Valid hypothesis testing after hierarchical clustering
November 6 @ 11:00 am - 12:00 pm
Daniela Witten - University of Washington
Abstract: As datasets continue to grow in size, in many settings the focus of data collection has shifted away from testing pre-specified hypotheses, and towards hypothesis generation. Researchers are often interested in performing an exploratory data analysis in order to generate hypotheses, and then testing those hypotheses on the same data; I will refer to this as ‘double dipping’. Unfortunately, double dipping can lead to highly-inflated Type 1 errors. In this talk, I will consider the special case of hierarchical clustering. First, I will show that sample–splitting does not solve the ‘double dipping’ problem for clustering. Then, I will propose a test for a difference in means between estimated clusters that accounts for the cluster estimation process, using a selective inference framework. I will also show an application of this approach to single-cell RNA-sequencing data. This is joint work with Lucy Gao (University of Waterloo) and Jacob Bien (University of Southern California).
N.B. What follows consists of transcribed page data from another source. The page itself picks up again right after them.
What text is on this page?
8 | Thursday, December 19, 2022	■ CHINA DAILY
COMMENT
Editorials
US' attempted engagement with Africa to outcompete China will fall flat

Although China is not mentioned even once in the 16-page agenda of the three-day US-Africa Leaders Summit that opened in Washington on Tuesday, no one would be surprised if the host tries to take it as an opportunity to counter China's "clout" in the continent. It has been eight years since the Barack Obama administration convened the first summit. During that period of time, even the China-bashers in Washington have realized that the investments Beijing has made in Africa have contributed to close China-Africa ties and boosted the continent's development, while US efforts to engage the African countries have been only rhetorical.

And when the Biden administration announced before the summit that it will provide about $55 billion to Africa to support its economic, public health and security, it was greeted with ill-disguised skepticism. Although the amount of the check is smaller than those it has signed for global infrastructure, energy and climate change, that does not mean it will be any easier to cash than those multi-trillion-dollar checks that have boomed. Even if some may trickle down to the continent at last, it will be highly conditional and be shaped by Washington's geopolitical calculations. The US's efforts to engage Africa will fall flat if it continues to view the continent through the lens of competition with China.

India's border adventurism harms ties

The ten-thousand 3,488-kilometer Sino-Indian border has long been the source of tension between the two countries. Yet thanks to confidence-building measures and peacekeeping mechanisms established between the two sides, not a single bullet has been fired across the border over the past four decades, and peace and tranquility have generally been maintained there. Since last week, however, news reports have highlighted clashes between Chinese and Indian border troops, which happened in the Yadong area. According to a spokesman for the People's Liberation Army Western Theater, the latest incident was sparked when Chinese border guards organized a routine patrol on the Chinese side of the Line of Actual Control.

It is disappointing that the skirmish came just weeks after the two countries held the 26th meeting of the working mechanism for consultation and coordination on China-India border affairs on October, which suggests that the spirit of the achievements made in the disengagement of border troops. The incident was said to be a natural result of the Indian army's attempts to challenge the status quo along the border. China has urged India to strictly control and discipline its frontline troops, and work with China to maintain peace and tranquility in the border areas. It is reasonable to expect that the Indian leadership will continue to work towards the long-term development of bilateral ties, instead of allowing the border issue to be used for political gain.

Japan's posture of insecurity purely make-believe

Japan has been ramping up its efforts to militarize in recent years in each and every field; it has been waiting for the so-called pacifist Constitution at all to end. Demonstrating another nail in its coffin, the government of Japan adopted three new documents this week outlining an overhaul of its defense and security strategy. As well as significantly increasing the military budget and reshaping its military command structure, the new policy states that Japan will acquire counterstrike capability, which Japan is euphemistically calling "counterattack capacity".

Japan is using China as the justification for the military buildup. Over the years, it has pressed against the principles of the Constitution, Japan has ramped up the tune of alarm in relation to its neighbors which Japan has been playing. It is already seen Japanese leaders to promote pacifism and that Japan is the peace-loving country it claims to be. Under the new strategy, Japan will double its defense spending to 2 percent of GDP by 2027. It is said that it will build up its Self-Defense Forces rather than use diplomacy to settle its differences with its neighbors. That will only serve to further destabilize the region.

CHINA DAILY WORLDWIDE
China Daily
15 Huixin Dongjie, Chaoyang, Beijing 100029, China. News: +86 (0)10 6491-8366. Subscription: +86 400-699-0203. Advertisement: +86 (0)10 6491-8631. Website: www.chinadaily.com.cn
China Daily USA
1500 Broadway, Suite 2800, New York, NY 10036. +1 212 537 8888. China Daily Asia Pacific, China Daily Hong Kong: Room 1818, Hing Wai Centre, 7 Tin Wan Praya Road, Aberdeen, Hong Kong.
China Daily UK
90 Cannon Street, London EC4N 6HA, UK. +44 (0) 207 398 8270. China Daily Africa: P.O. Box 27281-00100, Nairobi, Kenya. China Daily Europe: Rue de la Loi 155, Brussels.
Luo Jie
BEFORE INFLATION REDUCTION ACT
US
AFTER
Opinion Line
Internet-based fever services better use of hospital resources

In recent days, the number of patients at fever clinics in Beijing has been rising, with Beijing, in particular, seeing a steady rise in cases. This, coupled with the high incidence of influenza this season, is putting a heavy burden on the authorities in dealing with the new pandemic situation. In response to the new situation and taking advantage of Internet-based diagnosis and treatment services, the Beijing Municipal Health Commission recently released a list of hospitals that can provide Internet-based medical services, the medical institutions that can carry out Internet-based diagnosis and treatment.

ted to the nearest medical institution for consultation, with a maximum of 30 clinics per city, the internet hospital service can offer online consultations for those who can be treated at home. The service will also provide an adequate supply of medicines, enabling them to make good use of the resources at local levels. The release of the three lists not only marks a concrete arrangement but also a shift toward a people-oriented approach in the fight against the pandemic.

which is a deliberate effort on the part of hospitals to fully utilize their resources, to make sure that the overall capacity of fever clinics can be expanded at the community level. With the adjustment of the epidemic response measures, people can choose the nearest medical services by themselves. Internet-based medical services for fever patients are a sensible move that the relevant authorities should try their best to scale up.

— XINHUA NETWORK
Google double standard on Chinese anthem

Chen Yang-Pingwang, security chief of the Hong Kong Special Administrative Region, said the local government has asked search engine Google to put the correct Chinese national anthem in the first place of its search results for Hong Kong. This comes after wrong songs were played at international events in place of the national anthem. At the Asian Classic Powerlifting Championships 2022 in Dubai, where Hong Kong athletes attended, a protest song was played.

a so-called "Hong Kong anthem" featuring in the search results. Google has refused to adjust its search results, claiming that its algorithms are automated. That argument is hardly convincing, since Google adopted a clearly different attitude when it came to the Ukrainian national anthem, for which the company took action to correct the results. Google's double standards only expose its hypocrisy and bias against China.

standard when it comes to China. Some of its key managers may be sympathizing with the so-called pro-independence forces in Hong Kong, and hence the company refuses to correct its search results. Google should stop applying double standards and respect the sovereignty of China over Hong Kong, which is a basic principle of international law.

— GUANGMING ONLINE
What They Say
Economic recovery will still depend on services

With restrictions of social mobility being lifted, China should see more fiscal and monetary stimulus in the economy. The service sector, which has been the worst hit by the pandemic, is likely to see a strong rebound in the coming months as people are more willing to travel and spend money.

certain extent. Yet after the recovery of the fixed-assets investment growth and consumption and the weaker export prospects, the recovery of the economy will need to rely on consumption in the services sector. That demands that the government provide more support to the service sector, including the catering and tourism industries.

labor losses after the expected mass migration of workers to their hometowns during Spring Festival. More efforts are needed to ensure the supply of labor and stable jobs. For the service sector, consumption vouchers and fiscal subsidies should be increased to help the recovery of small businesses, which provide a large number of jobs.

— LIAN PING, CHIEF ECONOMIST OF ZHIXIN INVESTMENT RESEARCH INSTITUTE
About the Speaker: Daniela Witten is a professor of Statistics and Biostatistics at University of Washington, and the Dorothy Gilford Endowed Chair in Mathematical Statistics. She develops statistical machine learning methods for high-dimensional data, with a focus on unsupervised learning. Daniela is the recipient of an NIH Director’s Early Independence Award, a Sloan Research Fellowship, an NSF CAREER Award, a Simons Investigator Award in Mathematical Modeling of Living Systems, a David Byar Award, a Gertrude Cox Scholarship, and an NDSEG Research Fellowship. She is also the recipient of the Spiegelman Award from the American Public Health Association for a statistician under age 40 who has made outstanding contributions to statistics for public health, as well as the Leo Breiman Award for contributions to the field of statistical machine learning. She is a Fellow of the American Statistical Association, and an Elected Member of the International Statistical Institute. Daniela is a co-author of the very popular textbook “Introduction to Statistical Learning”. She completed a BS in Math and Biology with Honors and Distinction at Stanford University in 2005, and a PhD in Statistics at Stanford University in 2010.